Solusi untuk Seleksi CPNS, Pemerintah Ambil Peserta Nilai Teratas
Peserta seleksi CPNS di Riau mengikuti ujian SKD. (Evan Gunanzar/Riau Pos/Jawa Pos Group)

"Passing grade tidak diturunkan. Hanya (pelamar) yang terbaik dari 200 (ribuan formasi, Red)," kata JK di Kantor Wakil Presiden kemarin (13/11). Pemerintah, lanjut dia, mempertimbangkan solusi tersebut agar tidak ada formasi yang kosong dan tak terisi karena tidak ada peserta yang lolos passing grade SKD.

Sebagaimana diketahui, jumlah pelamar CPNS yang mendaftar secara online mencapai 4,4 juta orang. Kemudian, pelamar yang lolos seleksi administrasi dan berhak ikut SKD 3,6 jutaan orang. Sementara formasi yang dibuka 238.015 kursi atau lowongan yang tersebar di 76 kementerian atau lembaga serta 525 pemda.

"Yang dibutuhkan kira-kira 200 ribu totalnya. Guru saja 120 ribu. Jadi, kira-kira 200 (ribu) sekian lah. Itu yang lolos (jadi CPNS, Red) kira-kira 4 persen saja," sambung JK.

Sejak awal pemerintah memang ingin menurunkan jumlah aparatur sipil negara (ASN) atau PNS. Memang tetap ada rekrutmen, tapi jumlahnya lebih sedikit daripada ASN yang pensiun. Salah satu caranya ialah menekan melalui berbagai syarat dalam tes CPNS. "Kita ingin turunkan jumlah PNS dengan cara itu karena kita berlebihan," ujar dia.

Karena itu, semua warga yang ingin jadi ASN harus mengikuti tes. Tujuannya, kemampuan mereka kelak untuk menjadi PNS itu betul-betul sesuai standar. "Ini kan sudah melalui beberapa tahap ujian," tambah JK.

Termasuk para tenaga honorer kategori dua (K-2) yang ingin menjadi PNS. Mereka yang telah berusia lebih dari 35 tahun tidak bisa mendaftar. Pemerintah sudah menyiapkan skema untuk menerima mereka yang berusia lebih dari 35 tahun. "Kalau sudah lebih umurnya 35 tahun, dia boleh berdasar kontrak. Semua bisa berdasar kontrak itu solusinya. Sama saja yang dia terima, tapi berdasar kontrak," ungkap JK. Anggaran untuk membiayai tenaga kontrak tersebut berasal dari APBN.

Pengamat kebijakan publik dan dosen Fakultas Ilmu Administrasi UI Lina Miftahul Jannah mengatakan, minimnya pelamar yang lolos ambang batas SKD, bahkan ada formasi yang kosong, bisa dilihat dari dua pendekatan. Yakni dari pendekatan panitia atau pemerintah selaku pembuat soal dan regulator serta dari pendekatan pelamar atau masyarakat.
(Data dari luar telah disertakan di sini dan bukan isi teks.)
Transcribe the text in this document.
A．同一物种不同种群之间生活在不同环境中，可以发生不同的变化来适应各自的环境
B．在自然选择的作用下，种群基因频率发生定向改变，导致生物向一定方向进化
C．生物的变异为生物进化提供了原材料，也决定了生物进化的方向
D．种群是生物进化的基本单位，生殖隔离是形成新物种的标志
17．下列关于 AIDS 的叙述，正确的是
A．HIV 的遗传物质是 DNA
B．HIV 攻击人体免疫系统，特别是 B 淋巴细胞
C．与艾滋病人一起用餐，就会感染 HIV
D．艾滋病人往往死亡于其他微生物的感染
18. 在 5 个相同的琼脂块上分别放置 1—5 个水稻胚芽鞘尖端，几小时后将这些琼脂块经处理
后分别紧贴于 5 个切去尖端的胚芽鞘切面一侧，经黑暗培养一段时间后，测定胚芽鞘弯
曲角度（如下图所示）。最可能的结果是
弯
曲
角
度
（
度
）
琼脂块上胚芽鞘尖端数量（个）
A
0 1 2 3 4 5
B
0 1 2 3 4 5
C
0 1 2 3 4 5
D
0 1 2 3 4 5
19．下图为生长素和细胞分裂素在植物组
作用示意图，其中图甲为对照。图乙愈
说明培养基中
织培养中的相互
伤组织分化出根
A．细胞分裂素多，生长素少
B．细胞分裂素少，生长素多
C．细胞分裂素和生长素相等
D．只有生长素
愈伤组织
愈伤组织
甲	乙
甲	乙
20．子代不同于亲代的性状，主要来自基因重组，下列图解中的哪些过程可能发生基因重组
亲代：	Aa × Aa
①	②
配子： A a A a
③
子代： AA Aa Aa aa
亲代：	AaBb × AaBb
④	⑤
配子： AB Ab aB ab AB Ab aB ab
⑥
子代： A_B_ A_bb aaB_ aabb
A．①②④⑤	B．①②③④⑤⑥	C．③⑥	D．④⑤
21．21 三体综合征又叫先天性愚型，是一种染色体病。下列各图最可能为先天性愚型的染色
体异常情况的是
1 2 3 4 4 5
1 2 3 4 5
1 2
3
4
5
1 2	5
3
"Kita tidak bisa menuduh soalnya sulit atau mudah," katanya. Sebab, panitia pasti sudah memiliki batasan atau acuan dasar dalam pembuatan soal. Termasuk kualitas kesulitan soalnya bagaimana.

Kemudian, panitia juga sebaiknya mempertimbangkan dengan baik ketika mengambil kebijakan bahwa kelulusan berbasis ambang batas. Lina menuturkan, sebenarnya menjaring CPNS baru tidak harus menggunakan passing grade. Tetapi sejak awal bisa menggunakan sistem pemeringkatan atau pe-ranking-an.

"Misalnya, yang ikut SKD ada 100 orang. Formasi yang dilamar 20 kursi. Maka, diambil saja 20 pelamar dengan nilai SKD tertinggi," terangnya.

Lina menambahkan, sebelum diambil kebijakan kelulusan berbasis passing grade, harus dianalisis apakah formasi atau jabatan tersebut membutuhkan kriteria passing grade.

Menurut dia, sebaiknya kriteria kelulusan passing grade diterapkan di instansi tertentu saja. Misalnya di Kementerian Keuangan yang cenderung membutuhkan ketelitian tinggi. Sebab, ada yang membidangi urusan hitung-hitungan dan menuntut ketelitian.

Kemudian, dari aspek pelamarnya, Lina juga memberikan sorotan. "Saya dari kampus. Saya tahu bagaimana generasi milenial sekarang," ucapnya. Dia mengungkapkan, generasi mahasiswa atau lulusan mahasiswa sekarang lebih senang copy paste dan serbainstan.

Dengan kecenderungan yang serbainstan, generasi milenial sekarang membaca pun tidak mau. Padahal, dengan membaca, wawasan bisa bertambah. Lina bahkan menemukan, ketika sedang ujian, ada mahasiswa yang kebingungan. "Petunjuk soalnya apa, jawabannya apa," ucapnya. Namun, dia menegaskan, kondisi itu tidak bisa digeneralisasi.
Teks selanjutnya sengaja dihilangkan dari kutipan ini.